The NFL is a pass-first league, and every team needs a capable quarterback to compete. Since the focus is often on the Hall of Famers and the latest top draft picks, we can sometimes forget about the former first rounders who are still growing. Justin Twell looks at Jacksonville Jaguars quarterback Blake Bortles as he enters his third year in the NFL.
Soon to enter his third year as an NFL starter, Jacksonville Jaguars quarterback Blake Bortles was an interesting prospect coming out of Central Florida as the third overall pick in the 2014 draft.
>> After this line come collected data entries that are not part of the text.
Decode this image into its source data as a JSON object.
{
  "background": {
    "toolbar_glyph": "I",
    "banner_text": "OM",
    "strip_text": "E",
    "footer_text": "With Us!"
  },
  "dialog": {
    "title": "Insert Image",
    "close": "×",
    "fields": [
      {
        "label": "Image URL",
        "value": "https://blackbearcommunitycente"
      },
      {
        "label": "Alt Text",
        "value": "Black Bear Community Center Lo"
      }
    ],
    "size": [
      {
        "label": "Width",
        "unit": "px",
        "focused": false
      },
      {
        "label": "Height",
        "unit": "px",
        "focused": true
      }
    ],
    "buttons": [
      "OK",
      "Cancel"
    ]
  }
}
Many observers compared him to Pittsburgh Steelers quarterback Ben Roethlisberger, and it’s easy to understand why based solely on his physical traits. How far has Bortles come in his first two seasons, and what should we expect to see from him moving forward?
The 2015 season was by no means a sophomore slump from Bortles after an expectedly average rookie year. Bortles was statistically impressive, completing 58.6% of his passes, throwing for 4,428 yards with 35 touchdowns against 18 interceptions, and posting a quarterback rating of 88.2. His 18 interceptions led the league and he was sacked a league-leading 51 times, but he was seventh in the NFL in passing yards and his 35 touchdowns were tied for second.
Bortles’ improved play last season suggests he’ll continue to get better, and when you watch his tape it’s easy to see why he already should be regarded as a very good NFL quarterback.
This play from Week 9 last season against the New York Jets highlights Bortles capabilities. On 1st and 10 at the Jacksonville 19, Allen Hurns goes in motion to the right side of the formation, and Bortles identifies a one-on-one matchup with his favorite target, Allen Robinson, on the left side. He then shows the ability to anticipate the rush, doesn’t bite on the play-action, sidesteps away, and patiently waits for Robinson to shake off man coverage from Darrelle Revis. Bortles keeps his eyes downfield and throws a nice pass that only Robinson can catch, completing it for 33 yards.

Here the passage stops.